Hypocitrauria as a Major Metabolic Abnormality in Pediatric Urolithiasis and Nephrocalcinosis
Keywords:
urolithiasis, nephrocalcinosis, metabolic abnormality, hypocitrauria, hypercalciuria, hyperoxaluriaAbstract
Objective: To determine calcium, oxalate, uric acid, potassium, magnesium and citrate in urines of childhood urolithaisis (UL) patients and childhood nephrocalcinosis (NC) compared to non-stone forming (NSF) children.
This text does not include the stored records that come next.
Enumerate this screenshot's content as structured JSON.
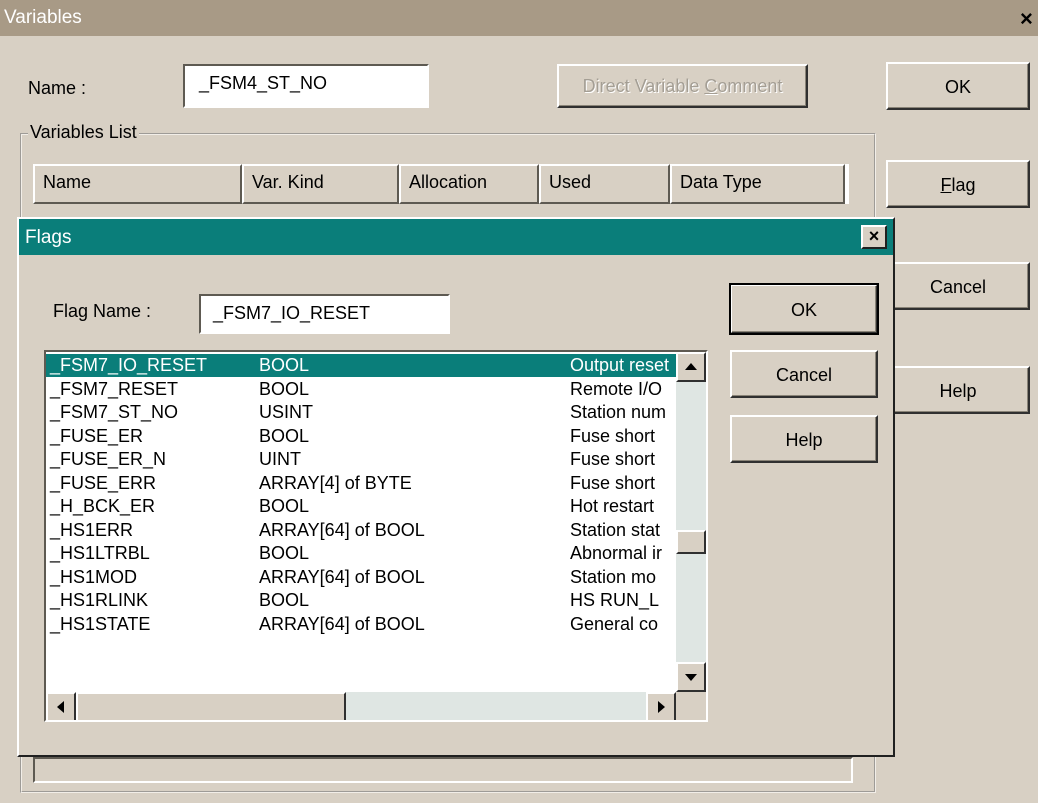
{
  "variables_window": {
    "title": "Variables",
    "close_glyph": "×",
    "name_label": "Name :",
    "name_value": "_FSM4_ST_NO",
    "direct_comment_label": "Direct Variable Comment",
    "direct_comment_access_key": "C",
    "variables_list_label": "Variables List",
    "columns": [
      "Name",
      "Var. Kind",
      "Allocation",
      "Used",
      "Data Type"
    ],
    "ok_label": "OK",
    "flag_label": "Flag",
    "flag_access_key": "F",
    "cancel_label": "Cancel",
    "help_label": "Help"
  },
  "flags_dialog": {
    "title": "Flags",
    "close_glyph": "×",
    "flag_name_label": "Flag Name :",
    "flag_name_value": "_FSM7_IO_RESET",
    "ok_label": "OK",
    "cancel_label": "Cancel",
    "help_label": "Help",
    "selected_index": 0,
    "rows": [
      {
        "name": "_FSM7_IO_RESET",
        "type": "BOOL",
        "desc": "Output reset"
      },
      {
        "name": "_FSM7_RESET",
        "type": "BOOL",
        "desc": "Remote I/O"
      },
      {
        "name": "_FSM7_ST_NO",
        "type": "USINT",
        "desc": "Station num"
      },
      {
        "name": "_FUSE_ER",
        "type": "BOOL",
        "desc": "Fuse short"
      },
      {
        "name": "_FUSE_ER_N",
        "type": "UINT",
        "desc": "Fuse short"
      },
      {
        "name": "_FUSE_ERR",
        "type": "ARRAY[4] of BYTE",
        "desc": "Fuse short"
      },
      {
        "name": "_H_BCK_ER",
        "type": "BOOL",
        "desc": "Hot restart"
      },
      {
        "name": "_HS1ERR",
        "type": "ARRAY[64] of BOOL",
        "desc": "Station stat"
      },
      {
        "name": "_HS1LTRBL",
        "type": "BOOL",
        "desc": "Abnormal ir"
      },
      {
        "name": "_HS1MOD",
        "type": "ARRAY[64] of BOOL",
        "desc": "Station mo"
      },
      {
        "name": "_HS1RLINK",
        "type": "BOOL",
        "desc": "HS RUN_L"
      },
      {
        "name": "_HS1STATE",
        "type": "ARRAY[64] of BOOL",
        "desc": "General co"
      }
    ]
  }
}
Method: Seven pediatric UL and 7 pediatric NC patients were recruited for the study. Urine (24-hour urine or spot urine) and stone specimens were collected. Twenty-seven NSF children served as controls were participated, and their spot urine samples were collected. Urinary levels of calcium, oxalate, uric acid, potassium, magnesium and citrate were determined.
Results: Urinary levels of citrate, potassium and magnesium in UL and NC patients were significantly lower than that in NSF controls. Urinary calcium in NC patients was significantly greater than the controls. Both UL and NC patients had urinary uric acid higher, while urinary oxalate lower, than the controls. Hypocitrauria (100%) were remarkably observed in childhood UL patients. Four children with NC (57.14%) had hypocitrauria whereas only 4% (1/27) was found in NSF children. The prevalence of hypercalciuria and hyperoxaluria in childhood UL patients and NSF children was not statistically different. Prevalence of hypercalciuria and hyperoxaluria in pediatric NC patients did not differ from the controls.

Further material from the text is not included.